Bonhof was a midfielder and free-kick specialist in the all-conquering Borussia Monchengladbach side of the 1970s.

His medal collection at club level during that period included four Bundesliga titles, the 1972/73 DFB-Pokal and the 1974/75 UEFA Cup.

By the time Gladbach won the latter with an emphatic 5-1 second-leg win away from home to FC Twente, Bonhof was already a European champion at international level.

At this time, the European Championship was a four-team final tournament comprised of two semifinals, a third-place playoff and a final after a qualification phase.

Two months after his 20th birthday, Bonhof made his West Germany debut in a 4-1 win over the Soviet Union prior to the tournament and was named in the squad for the finals. He did not feature in the 2-1 semfinal win over Belgium or the final when the Soviets were beaten again 3-0.

Master goalscorer Gerd Muller netted a brace in both matches and Bonhof went on to have a key role in the Bayern Munich great’s most iconic moment. Muller’s winning goal in the 1974 World Cup final came after Bonhof’s driving run into the Netherlands box.

He was the youngest member of West Germany’s triumphant squad and went on to establish himself as a key performer for Die Mannschaft. Indeed, Bonhof was agonisingly close to being a back-to-back European champion.

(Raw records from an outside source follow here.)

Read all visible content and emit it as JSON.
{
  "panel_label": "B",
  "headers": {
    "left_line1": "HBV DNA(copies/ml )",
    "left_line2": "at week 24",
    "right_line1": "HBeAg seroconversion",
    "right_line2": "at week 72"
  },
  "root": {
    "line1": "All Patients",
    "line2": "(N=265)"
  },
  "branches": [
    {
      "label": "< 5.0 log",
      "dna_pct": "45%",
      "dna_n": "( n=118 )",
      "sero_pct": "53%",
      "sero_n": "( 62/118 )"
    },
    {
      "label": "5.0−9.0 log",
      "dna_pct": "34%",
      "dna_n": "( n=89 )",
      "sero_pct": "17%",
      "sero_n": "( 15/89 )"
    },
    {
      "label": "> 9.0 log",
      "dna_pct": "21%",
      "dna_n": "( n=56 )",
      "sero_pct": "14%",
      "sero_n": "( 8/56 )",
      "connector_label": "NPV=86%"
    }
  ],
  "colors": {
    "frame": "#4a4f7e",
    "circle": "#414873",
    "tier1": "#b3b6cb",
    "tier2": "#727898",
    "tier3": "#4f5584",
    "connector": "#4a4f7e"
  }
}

The Gladbach star set up four of West Germany’s six goals in the finals tournament before they came up shot against Czechoslovakia in a penalty shootout made famous by a certain Antonin Panenka.

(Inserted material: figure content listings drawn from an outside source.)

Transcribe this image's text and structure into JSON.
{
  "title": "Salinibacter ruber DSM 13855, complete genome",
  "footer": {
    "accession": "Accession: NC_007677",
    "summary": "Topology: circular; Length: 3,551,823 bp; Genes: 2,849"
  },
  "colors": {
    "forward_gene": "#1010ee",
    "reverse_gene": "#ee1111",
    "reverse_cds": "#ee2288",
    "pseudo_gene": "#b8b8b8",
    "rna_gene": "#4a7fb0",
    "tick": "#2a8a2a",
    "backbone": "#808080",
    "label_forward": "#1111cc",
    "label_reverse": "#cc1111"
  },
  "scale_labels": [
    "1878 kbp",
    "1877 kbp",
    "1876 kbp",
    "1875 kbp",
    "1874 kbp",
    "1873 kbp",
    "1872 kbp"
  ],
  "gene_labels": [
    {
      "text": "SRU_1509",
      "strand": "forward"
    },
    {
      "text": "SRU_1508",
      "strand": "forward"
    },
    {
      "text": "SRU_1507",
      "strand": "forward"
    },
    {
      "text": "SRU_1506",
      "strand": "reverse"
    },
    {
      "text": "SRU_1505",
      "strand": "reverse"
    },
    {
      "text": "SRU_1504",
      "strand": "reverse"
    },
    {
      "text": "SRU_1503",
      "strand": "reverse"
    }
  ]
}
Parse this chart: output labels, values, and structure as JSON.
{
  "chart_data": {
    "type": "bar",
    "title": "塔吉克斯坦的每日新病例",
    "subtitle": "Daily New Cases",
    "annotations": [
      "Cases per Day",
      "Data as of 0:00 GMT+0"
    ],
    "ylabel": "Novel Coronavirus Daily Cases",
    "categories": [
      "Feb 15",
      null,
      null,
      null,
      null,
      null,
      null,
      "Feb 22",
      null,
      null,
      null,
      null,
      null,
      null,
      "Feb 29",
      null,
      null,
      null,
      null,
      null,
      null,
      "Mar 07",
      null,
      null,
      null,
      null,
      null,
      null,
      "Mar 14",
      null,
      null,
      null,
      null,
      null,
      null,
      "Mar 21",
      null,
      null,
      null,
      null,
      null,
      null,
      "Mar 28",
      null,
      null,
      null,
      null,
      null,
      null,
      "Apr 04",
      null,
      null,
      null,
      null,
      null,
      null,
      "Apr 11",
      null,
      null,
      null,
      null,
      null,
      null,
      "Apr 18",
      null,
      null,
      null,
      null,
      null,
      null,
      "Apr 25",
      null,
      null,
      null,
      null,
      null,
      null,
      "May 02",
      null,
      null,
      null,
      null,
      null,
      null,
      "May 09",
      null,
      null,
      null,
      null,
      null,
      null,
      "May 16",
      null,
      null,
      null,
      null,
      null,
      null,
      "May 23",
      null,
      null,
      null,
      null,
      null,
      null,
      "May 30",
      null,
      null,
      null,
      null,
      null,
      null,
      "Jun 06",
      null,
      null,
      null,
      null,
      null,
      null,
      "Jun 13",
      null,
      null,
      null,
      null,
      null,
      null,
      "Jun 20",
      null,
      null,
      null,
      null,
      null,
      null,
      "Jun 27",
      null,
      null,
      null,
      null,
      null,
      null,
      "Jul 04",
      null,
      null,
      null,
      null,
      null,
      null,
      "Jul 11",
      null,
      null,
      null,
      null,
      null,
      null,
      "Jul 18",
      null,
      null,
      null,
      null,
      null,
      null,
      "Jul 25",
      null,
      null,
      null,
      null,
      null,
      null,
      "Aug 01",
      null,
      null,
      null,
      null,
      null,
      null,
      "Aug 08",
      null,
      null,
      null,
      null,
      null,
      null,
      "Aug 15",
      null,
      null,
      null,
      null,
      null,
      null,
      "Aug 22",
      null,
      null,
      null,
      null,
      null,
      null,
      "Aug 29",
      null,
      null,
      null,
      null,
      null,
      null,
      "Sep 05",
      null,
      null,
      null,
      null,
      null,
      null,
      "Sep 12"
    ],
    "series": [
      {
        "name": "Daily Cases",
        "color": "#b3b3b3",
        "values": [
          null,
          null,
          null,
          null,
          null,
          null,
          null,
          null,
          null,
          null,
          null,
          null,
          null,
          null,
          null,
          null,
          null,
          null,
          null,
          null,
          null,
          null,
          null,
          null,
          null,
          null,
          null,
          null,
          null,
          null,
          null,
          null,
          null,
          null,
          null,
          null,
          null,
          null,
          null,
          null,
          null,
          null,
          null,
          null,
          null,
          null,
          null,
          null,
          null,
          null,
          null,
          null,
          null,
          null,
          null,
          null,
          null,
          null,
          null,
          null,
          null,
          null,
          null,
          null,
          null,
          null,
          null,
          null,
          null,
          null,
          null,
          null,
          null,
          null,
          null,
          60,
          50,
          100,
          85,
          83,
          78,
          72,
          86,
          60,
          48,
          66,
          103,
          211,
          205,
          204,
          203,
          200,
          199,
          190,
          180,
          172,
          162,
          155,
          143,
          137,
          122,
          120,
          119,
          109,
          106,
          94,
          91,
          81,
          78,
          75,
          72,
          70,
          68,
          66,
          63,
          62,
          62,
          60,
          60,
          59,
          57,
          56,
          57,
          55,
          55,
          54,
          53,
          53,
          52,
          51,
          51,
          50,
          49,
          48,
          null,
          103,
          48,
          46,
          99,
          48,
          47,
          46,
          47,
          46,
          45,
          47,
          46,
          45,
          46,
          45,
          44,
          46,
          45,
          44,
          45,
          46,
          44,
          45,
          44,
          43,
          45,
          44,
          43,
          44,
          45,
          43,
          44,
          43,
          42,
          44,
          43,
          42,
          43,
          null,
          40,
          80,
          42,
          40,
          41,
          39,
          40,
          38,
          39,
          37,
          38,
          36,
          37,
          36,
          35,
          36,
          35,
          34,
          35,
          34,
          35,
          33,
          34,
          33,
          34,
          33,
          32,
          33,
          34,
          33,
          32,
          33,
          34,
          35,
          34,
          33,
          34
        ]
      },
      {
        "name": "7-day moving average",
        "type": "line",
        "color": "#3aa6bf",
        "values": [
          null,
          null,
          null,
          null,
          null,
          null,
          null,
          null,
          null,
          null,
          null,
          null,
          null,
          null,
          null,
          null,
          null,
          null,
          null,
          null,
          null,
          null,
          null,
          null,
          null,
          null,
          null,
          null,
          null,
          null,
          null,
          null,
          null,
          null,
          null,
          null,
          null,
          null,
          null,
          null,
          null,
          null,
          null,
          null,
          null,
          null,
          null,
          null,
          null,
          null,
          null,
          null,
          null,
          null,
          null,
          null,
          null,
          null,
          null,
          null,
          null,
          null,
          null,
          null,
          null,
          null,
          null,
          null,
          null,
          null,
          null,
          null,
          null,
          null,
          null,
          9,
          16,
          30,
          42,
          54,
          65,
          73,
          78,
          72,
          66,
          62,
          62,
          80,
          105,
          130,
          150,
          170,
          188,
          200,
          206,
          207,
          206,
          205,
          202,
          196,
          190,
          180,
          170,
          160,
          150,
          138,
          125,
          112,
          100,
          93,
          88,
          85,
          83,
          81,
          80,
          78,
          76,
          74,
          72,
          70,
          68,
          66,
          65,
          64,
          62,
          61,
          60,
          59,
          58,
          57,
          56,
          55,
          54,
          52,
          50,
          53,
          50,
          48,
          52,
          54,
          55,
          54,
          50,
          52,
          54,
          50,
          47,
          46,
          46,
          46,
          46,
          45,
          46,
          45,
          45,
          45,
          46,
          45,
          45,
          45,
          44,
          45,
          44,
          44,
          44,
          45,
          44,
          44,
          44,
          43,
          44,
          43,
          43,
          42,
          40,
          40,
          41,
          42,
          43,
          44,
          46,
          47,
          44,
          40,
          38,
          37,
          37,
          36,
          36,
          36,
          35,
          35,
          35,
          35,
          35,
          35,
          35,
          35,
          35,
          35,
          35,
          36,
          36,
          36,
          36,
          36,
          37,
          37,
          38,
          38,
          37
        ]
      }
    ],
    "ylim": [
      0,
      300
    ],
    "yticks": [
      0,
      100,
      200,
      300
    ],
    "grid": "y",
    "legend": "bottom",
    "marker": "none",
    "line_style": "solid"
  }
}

Bonhof played every match at the 1978 World Cup, where West Germany were sensationally knocked out after a 3-2 defeat to neighbours Austria in the second group stage.

After the tournament, Bonhof joined Valencia in LaLiga, a move that in part prompted the DFB to lift its ban on selecting foreign-based players for the national team. 

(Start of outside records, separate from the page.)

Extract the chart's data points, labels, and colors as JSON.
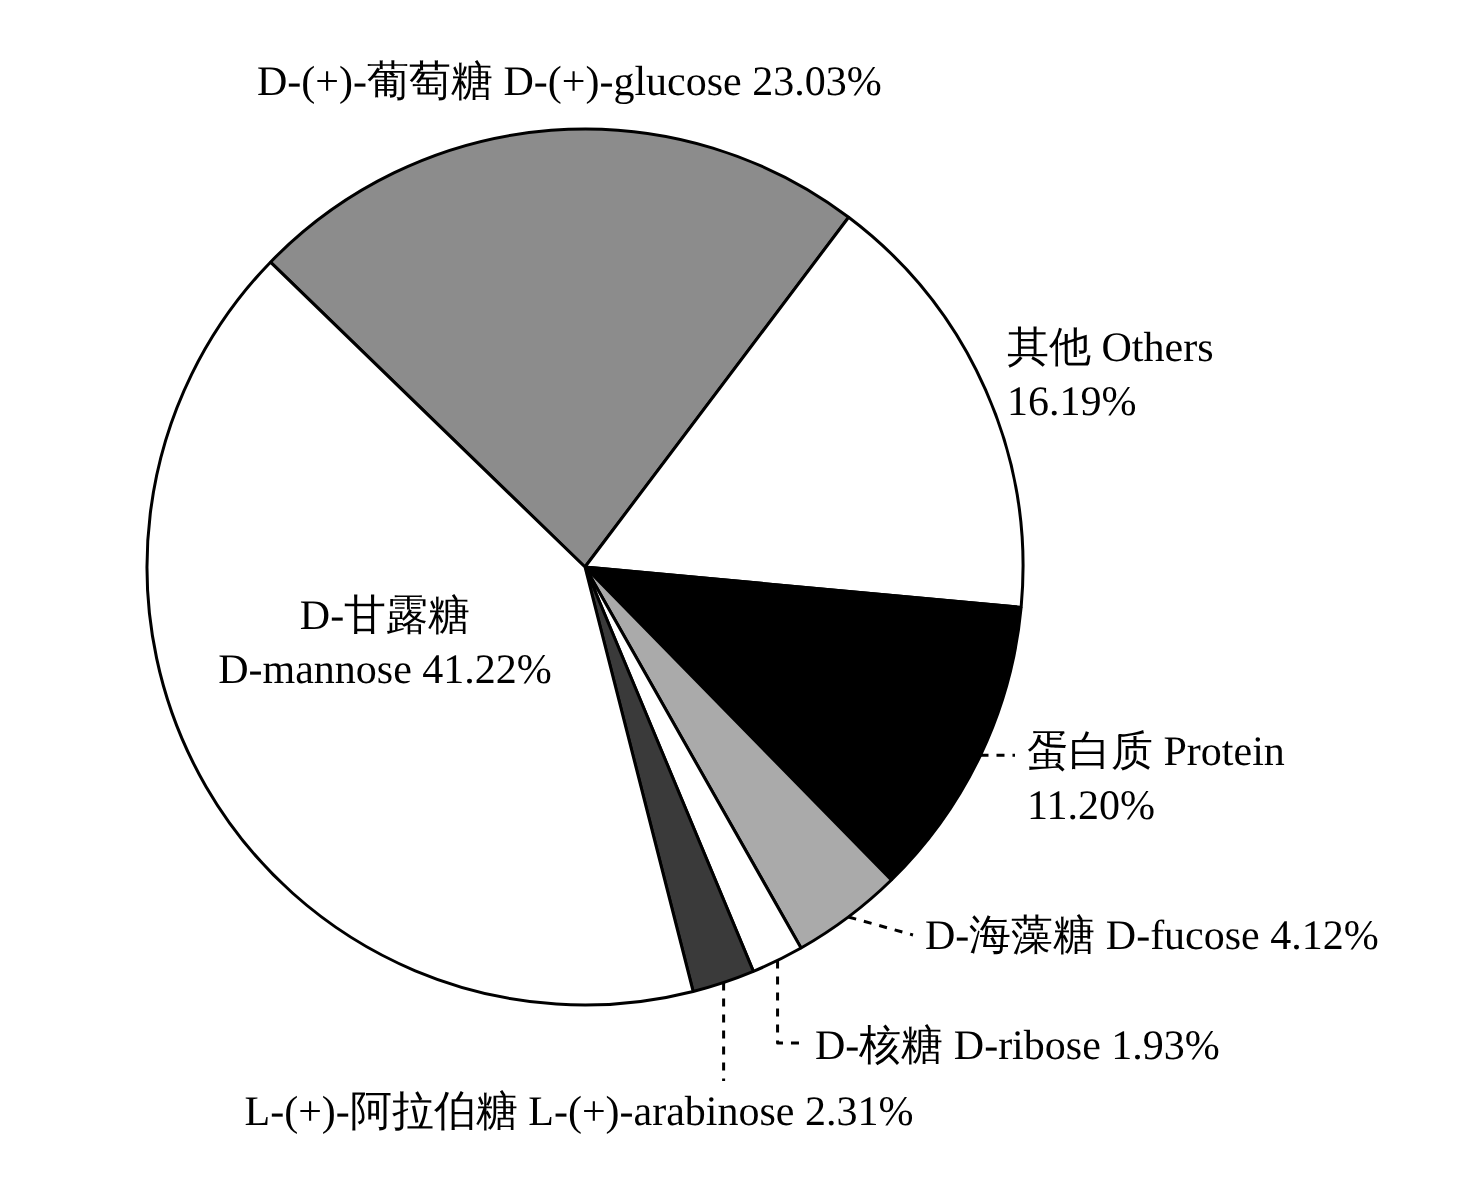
{
  "chart_data": {
    "type": "pie",
    "categories": [
      "D-(+)-葡萄糖 D-(+)-glucose",
      "其他 Others",
      "蛋白质 Protein",
      "D-海藻糖 D-fucose",
      "D-核糖 D-ribose",
      "L-(+)-阿拉伯糖 L-(+)-arabinose",
      "D-甘露糖 D-mannose"
    ],
    "values": [
      23.03,
      16.19,
      11.2,
      4.12,
      1.93,
      2.31,
      41.22
    ],
    "value_labels": [
      "23.03%",
      "16.19%",
      "11.20%",
      "4.12%",
      "1.93%",
      "2.31%",
      "41.22%"
    ],
    "colors": [
      "#8c8c8c",
      "#ffffff",
      "#000000",
      "#aaaaaa",
      "#ffffff",
      "#3a3a3a",
      "#ffffff"
    ]
  }
}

He won the 1978/79 Copa del Rey and 1979/80 UEFA Cup Winners Cup for Los Che and had a prominent part in Germany’s qualification for the expanded eight-team Euros in 1980, only for injury to restrict him to a watching brief during the finals.

Bonhof won the last of his 53 West Germany caps the following year. He scored nine international goals.

Who can become a two-time European champion at Euro 2024?

Captain Giorgio Chiellini has retired from international football and his old Juventus ally Leonardo Bonucci might struggle to make Euro 2024, by which time he will be 37.

However, the otherwise largely youthful makeup of Italy’s Euro 2020 squad means there is plenty of potential for repeat winners if Luciano Spalletti is able to whip his team into shape. The likes of Federico Chiesa, Gianluigi Donnarumma and Marco Verratti should be at the centre of things again for the Italians.

Scan a little further back to Portugal’s Euro 2016 success and Cristiano Ronaldo comes into view as he continues to rack up goals of the Selecao.

Fellow veteran Pepe is also still on the international scene despite being in his fifth decade, while William Carvalho, Joao Mario and Raphael Guerreiro were part of Portugal’s class of 2016 and have featured under Roberto Martinez in the most recent qualifying campaign.